As I changed my shoes and toweled the sweat off my face, he asked, “A better free class than last time?” He sprayed the bikes down and wiped the sweat off them. I had left an embarrassing wet spot on the seat.
“That was…” Don’t say something cheesy, don’t say something cheesy . “Exhilarating!” What did I say about not being cheesy?
“Would you be interested in seeing each other again?”
My body felt like the snowy channels on old-school televisions, fizzy and sparkling. Was this a date? I croaked out an “I would” and rubbed my lips together. When Chris and I were dating, he had told me he loved my sensuous lips. I was going to use them to my advantage. I cleared my throat. “There’s this cocktail place I’d like to try. We could—”
He blinked rapidly. “I meant for personal training. My rate is seventy-five dollars an hour.”
Like the moron I was, I thought he meant a date. “I was joking, of course. No, I’d be totally into some more personal training.” How could I stick the landing of this terrible, terrible dismount? “Seventy-five you say? What do you recommend? Five or six days a week? I was leaning more toward six, so—”

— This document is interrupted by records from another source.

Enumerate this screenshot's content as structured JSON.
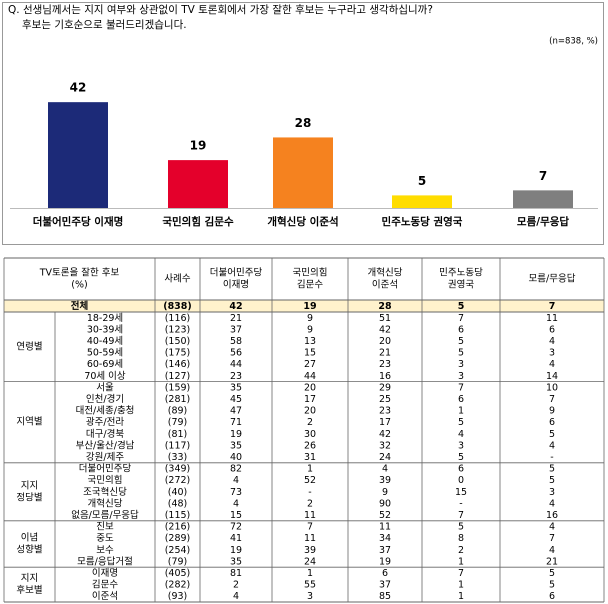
{
  "chart_data": {
    "type": "bar",
    "title": [
      "Q. 선생님께서는 지지 여부와 상관없이 TV 토론회에서 가장 잘한 후보는 누구라고 생각하십니까?",
      "후보는 기호순으로 불러드리겠습니다."
    ],
    "note": "(n=838, %)",
    "categories": [
      "더불어민주당 이재명",
      "국민의힘 김문수",
      "개혁신당 이준석",
      "민주노동당 권영국",
      "모름/무응답"
    ],
    "values": [
      42,
      19,
      28,
      5,
      7
    ],
    "colors": [
      "#1c2a78",
      "#e4002b",
      "#f5821f",
      "#ffdd00",
      "#7f7f7f"
    ]
  },
  "table": {
    "header": [
      [
        "TV토론을 잘한 후보",
        "(%)"
      ],
      [
        "사례수"
      ],
      [
        "더불어민주당",
        "이재명"
      ],
      [
        "국민의힘",
        "김문수"
      ],
      [
        "개혁신당",
        "이준석"
      ],
      [
        "민주노동당",
        "권영국"
      ],
      [
        "모름/무응답"
      ]
    ],
    "total": [
      "전체",
      "(838)",
      "42",
      "19",
      "28",
      "5",
      "7"
    ],
    "groups": [
      {
        "label": [
          "연령별"
        ],
        "rows": [
          [
            "18-29세",
            "(116)",
            "21",
            "9",
            "51",
            "7",
            "11"
          ],
          [
            "30-39세",
            "(123)",
            "37",
            "9",
            "42",
            "6",
            "6"
          ],
          [
            "40-49세",
            "(150)",
            "58",
            "13",
            "20",
            "5",
            "4"
          ],
          [
            "50-59세",
            "(175)",
            "56",
            "15",
            "21",
            "5",
            "3"
          ],
          [
            "60-69세",
            "(146)",
            "44",
            "27",
            "23",
            "3",
            "4"
          ],
          [
            "70세 이상",
            "(127)",
            "23",
            "44",
            "16",
            "3",
            "14"
          ]
        ]
      },
      {
        "label": [
          "지역별"
        ],
        "rows": [
          [
            "서울",
            "(159)",
            "35",
            "20",
            "29",
            "7",
            "10"
          ],
          [
            "인천/경기",
            "(281)",
            "45",
            "17",
            "25",
            "6",
            "7"
          ],
          [
            "대전/세종/충청",
            "(89)",
            "47",
            "20",
            "23",
            "1",
            "9"
          ],
          [
            "광주/전라",
            "(79)",
            "71",
            "2",
            "17",
            "5",
            "6"
          ],
          [
            "대구/경북",
            "(81)",
            "19",
            "30",
            "42",
            "4",
            "5"
          ],
          [
            "부산/울산/경남",
            "(117)",
            "35",
            "26",
            "32",
            "3",
            "4"
          ],
          [
            "강원/제주",
            "(33)",
            "40",
            "31",
            "24",
            "5",
            "-"
          ]
        ]
      },
      {
        "label": [
          "지지",
          "정당별"
        ],
        "rows": [
          [
            "더불어민주당",
            "(349)",
            "82",
            "1",
            "4",
            "6",
            "5"
          ],
          [
            "국민의힘",
            "(272)",
            "4",
            "52",
            "39",
            "0",
            "5"
          ],
          [
            "조국혁신당",
            "(40)",
            "73",
            "-",
            "9",
            "15",
            "3"
          ],
          [
            "개혁신당",
            "(48)",
            "4",
            "2",
            "90",
            "-",
            "4"
          ],
          [
            "없음/모름/무응답",
            "(115)",
            "15",
            "11",
            "52",
            "7",
            "16"
          ]
        ]
      },
      {
        "label": [
          "이념",
          "성향별"
        ],
        "rows": [
          [
            "진보",
            "(216)",
            "72",
            "7",
            "11",
            "5",
            "4"
          ],
          [
            "중도",
            "(289)",
            "41",
            "11",
            "34",
            "8",
            "7"
          ],
          [
            "보수",
            "(254)",
            "19",
            "39",
            "37",
            "2",
            "4"
          ],
          [
            "모름/응답거절",
            "(79)",
            "35",
            "24",
            "19",
            "1",
            "21"
          ]
        ]
      },
      {
        "label": [
          "지지",
          "후보별"
        ],
        "rows": [
          [
            "이재명",
            "(405)",
            "81",
            "1",
            "6",
            "7",
            "5"
          ],
          [
            "김문수",
            "(282)",
            "2",
            "55",
            "37",
            "1",
            "5"
          ],
          [
            "이준석",
            "(93)",
            "4",
            "3",
            "85",
            "1",
            "6"
          ]
        ]
      }
    ]
  }
}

“Five sessions a week is plenty.”
“Great. See you…” I searched his gaze for the answer .
In unison, we said, “Monday.”
Blowing a healthy chunk of change on some personal training sessions under the duress of a lady boner wasn’t exactly the smartest move. I wasn't Ms. Moneybags, necessarily. I did, however, have a healthy sum of money after Chris and his new wife bought me out of my portion of what was once our home. And since I wasn’t the one who demolished a marriage under the pretense of falling in love with someone else, Chris offered me a healthy alimony to ameliorate the gaping wound in me caused by the betrayal. I guess burning through my ex-husband’s money was what society expected out of me, the scorned and crafty divorced woman.
Beau ran my credit card; the sessions were now prepaid. We were beginning our beautiful transactional relationship.